Rusi Patel of the Georgia Municipal Association, a nonprofit organization that advocates for all of the state’s municipalities, said if the Buckhead cityhood legislation were to move forward, it would tell the city of Atlanta and the Atlanta Police Foundation and Atlanta firefighters that the city should not proceed on building the $90 million public safety training center in the South River Forest.

“The reason is this legislation (SB 113) talks about splitting things on ‘pro rata basis’,” he said. “And it talks about splitting things outside the city limits on a pro rata basis, so the city of Atlanta would be told to not proceed on this because if you do and you build buildings, we could cut that in half [with Buckhead City] and make you sell it and you would be wasting money.”
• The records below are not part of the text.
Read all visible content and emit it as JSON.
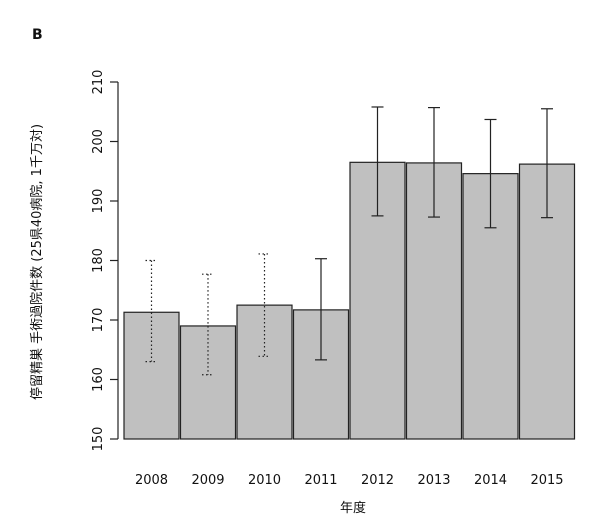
{
  "chart_data": {
    "type": "bar",
    "panel_label": "B",
    "xlabel": "年度",
    "ylabel": "停留精巣 手術過院件数 (25県40病院, 1千万対)",
    "ylim": [
      150,
      210
    ],
    "yticks": [
      150,
      160,
      170,
      180,
      190,
      200,
      210
    ],
    "categories": [
      "2008",
      "2009",
      "2010",
      "2011",
      "2012",
      "2013",
      "2014",
      "2015"
    ],
    "values": [
      171.3,
      169.0,
      172.5,
      171.7,
      196.5,
      196.4,
      194.6,
      196.2
    ],
    "error_low": [
      163.0,
      160.8,
      163.9,
      163.3,
      187.5,
      187.3,
      185.5,
      187.2
    ],
    "error_high": [
      180.0,
      177.7,
      181.1,
      180.3,
      205.8,
      205.7,
      203.7,
      205.5
    ],
    "error_style": [
      "dotted",
      "dotted",
      "dotted",
      "solid",
      "solid",
      "solid",
      "solid",
      "solid"
    ],
    "bar_color": "#c0c0c0",
    "bar_stroke": "#222222",
    "grid": false
  }
}
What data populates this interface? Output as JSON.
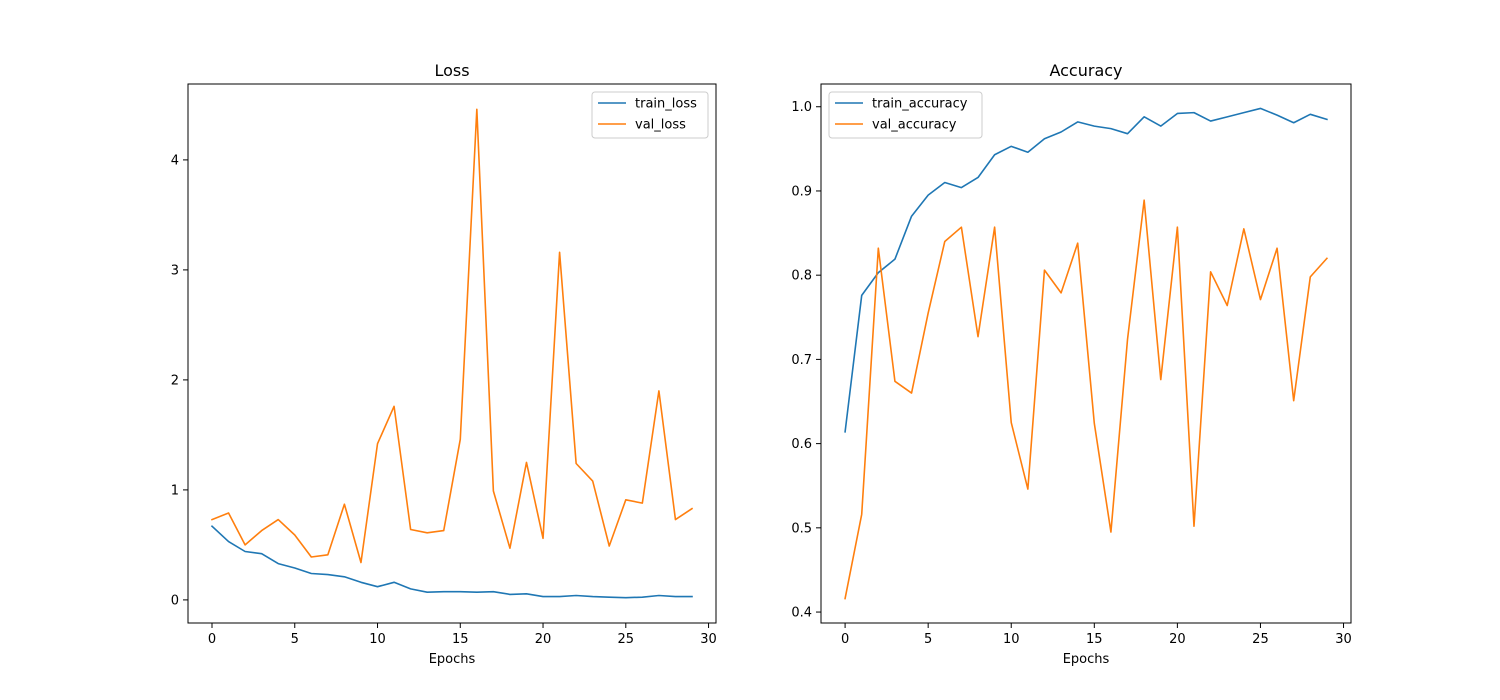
{
  "chart_data": [
    {
      "type": "line",
      "title": "Loss",
      "xlabel": "Epochs",
      "ylabel": "",
      "xlim": [
        -1.45,
        30.45
      ],
      "ylim": [
        -0.21,
        4.69
      ],
      "xticks": [
        0,
        5,
        10,
        15,
        20,
        25,
        30
      ],
      "yticks": [
        0,
        1,
        2,
        3,
        4
      ],
      "legend_position": "top-right",
      "x": [
        0,
        1,
        2,
        3,
        4,
        5,
        6,
        7,
        8,
        9,
        10,
        11,
        12,
        13,
        14,
        15,
        16,
        17,
        18,
        19,
        20,
        21,
        22,
        23,
        24,
        25,
        26,
        27,
        28,
        29
      ],
      "series": [
        {
          "name": "train_loss",
          "color": "#1f77b4",
          "values": [
            0.67,
            0.53,
            0.44,
            0.42,
            0.33,
            0.29,
            0.24,
            0.23,
            0.21,
            0.16,
            0.12,
            0.16,
            0.1,
            0.07,
            0.075,
            0.075,
            0.07,
            0.075,
            0.05,
            0.055,
            0.03,
            0.03,
            0.04,
            0.03,
            0.025,
            0.02,
            0.025,
            0.04,
            0.03,
            0.03
          ]
        },
        {
          "name": "val_loss",
          "color": "#ff7f0e",
          "values": [
            0.73,
            0.79,
            0.5,
            0.63,
            0.73,
            0.59,
            0.39,
            0.41,
            0.87,
            0.34,
            1.42,
            1.76,
            0.64,
            0.61,
            0.63,
            1.46,
            4.46,
            0.99,
            0.47,
            1.25,
            0.56,
            3.16,
            1.24,
            1.08,
            0.49,
            0.91,
            0.88,
            1.9,
            0.73,
            0.83
          ]
        }
      ]
    },
    {
      "type": "line",
      "title": "Accuracy",
      "xlabel": "Epochs",
      "ylabel": "",
      "xlim": [
        -1.45,
        30.45
      ],
      "ylim": [
        0.387,
        1.027
      ],
      "xticks": [
        0,
        5,
        10,
        15,
        20,
        25,
        30
      ],
      "yticks": [
        0.4,
        0.5,
        0.6,
        0.7,
        0.8,
        0.9,
        1.0
      ],
      "ytick_labels": [
        "0.4",
        "0.5",
        "0.6",
        "0.7",
        "0.8",
        "0.9",
        "1.0"
      ],
      "legend_position": "top-left",
      "x": [
        0,
        1,
        2,
        3,
        4,
        5,
        6,
        7,
        8,
        9,
        10,
        11,
        12,
        13,
        14,
        15,
        16,
        17,
        18,
        19,
        20,
        21,
        22,
        23,
        24,
        25,
        26,
        27,
        28,
        29
      ],
      "series": [
        {
          "name": "train_accuracy",
          "color": "#1f77b4",
          "values": [
            0.614,
            0.776,
            0.803,
            0.819,
            0.87,
            0.895,
            0.91,
            0.904,
            0.916,
            0.943,
            0.953,
            0.946,
            0.962,
            0.97,
            0.982,
            0.977,
            0.974,
            0.968,
            0.988,
            0.977,
            0.992,
            0.993,
            0.983,
            0.988,
            0.993,
            0.998,
            0.99,
            0.981,
            0.991,
            0.985
          ]
        },
        {
          "name": "val_accuracy",
          "color": "#ff7f0e",
          "values": [
            0.416,
            0.516,
            0.832,
            0.674,
            0.66,
            0.755,
            0.84,
            0.857,
            0.727,
            0.857,
            0.625,
            0.546,
            0.806,
            0.779,
            0.838,
            0.624,
            0.495,
            0.724,
            0.889,
            0.676,
            0.857,
            0.502,
            0.804,
            0.764,
            0.855,
            0.771,
            0.832,
            0.651,
            0.798,
            0.82
          ]
        }
      ]
    }
  ]
}
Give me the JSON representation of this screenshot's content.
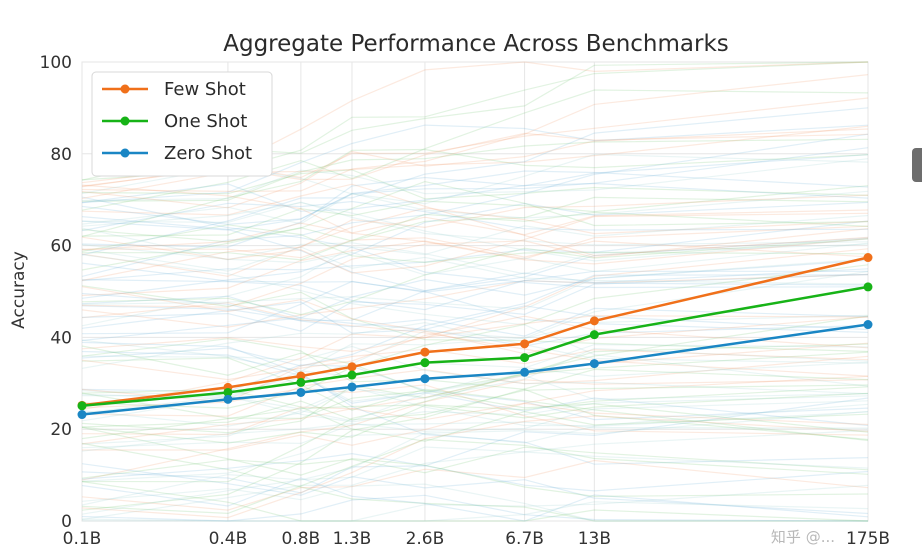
{
  "chart_data": {
    "type": "line",
    "title": "Aggregate Performance Across Benchmarks",
    "xlabel": "",
    "ylabel": "Accuracy",
    "categories": [
      "0.1B",
      "0.4B",
      "0.8B",
      "1.3B",
      "2.6B",
      "6.7B",
      "13B",
      "175B"
    ],
    "x_values_billions": [
      0.1,
      0.4,
      0.8,
      1.3,
      2.6,
      6.7,
      13,
      175
    ],
    "x_scale": "log",
    "ylim": [
      0,
      100
    ],
    "yticks": [
      0,
      20,
      40,
      60,
      80,
      100
    ],
    "grid": true,
    "legend_position": "top-left",
    "series": [
      {
        "name": "Few Shot",
        "color": "#f0701a",
        "values": [
          25.2,
          29.1,
          31.6,
          33.6,
          36.8,
          38.6,
          43.6,
          57.4
        ]
      },
      {
        "name": "One Shot",
        "color": "#17b317",
        "values": [
          25.1,
          28.0,
          30.2,
          31.8,
          34.5,
          35.6,
          40.6,
          51.0
        ]
      },
      {
        "name": "Zero Shot",
        "color": "#1a86c4",
        "values": [
          23.2,
          26.5,
          28.0,
          29.2,
          31.0,
          32.4,
          34.3,
          42.8
        ]
      }
    ],
    "background_lines": {
      "count": 120,
      "description": "faint per-benchmark lines in orange, green and blue shades",
      "opacity": 0.22
    }
  },
  "watermark": "知乎 @..."
}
SB 113 discusses how Buckhead City would repay general obligation bonds, but not revenue bonds, pointed out Sen. Jason Esteves (D-Atlanta), who is on the SLOGO committee. Without Buckhead’s payment of revenue bonds, the Atlanta BeltLine could face a budget shortfall, Esteves said.

Attorney Robbie Ashe, a partner at Bondurant Mixson, said his practice focuses on local government and constitutional issues.

“I’ve probably argued more of those to the Georgia Supreme Court than anyone else over the last decade,” he said. “And there are a number of places where this legislation poses serious constitutional problems that will result in more employment for me should it become law.”

A major issue that is not addressed is water and sewer, Ashe said.

“Water and sewer systems follow geographic boundaries, not political boundaries,” he said.

The city’s system serves as the cornerstone of the regional system for decades and provides water and sewer service to 1.2 million people on a daily basis, he said.

“It’s not just the city of Atlanta itself,” he said. “There is no separate bucket system that could be taken out and left alone without an impact on the rest of the regional system. And to give it to an entity that has no experience is too risky to significant environmental issues downstream.”

Sen. Ginn said the committee would meet Monday, Feb. 27, to discuss the bills and vote on whether or not to send them to the Rules Committee. The Rules Committee then votes to send the bills to the Senate floor. The bills would need at least 29 of the 56 senators to vote in favor before they would be sent to the House for a vote.

Dyana Bagby

Dyana Bagby is a staff writer for Reporter Newspapers and Atlanta Intown.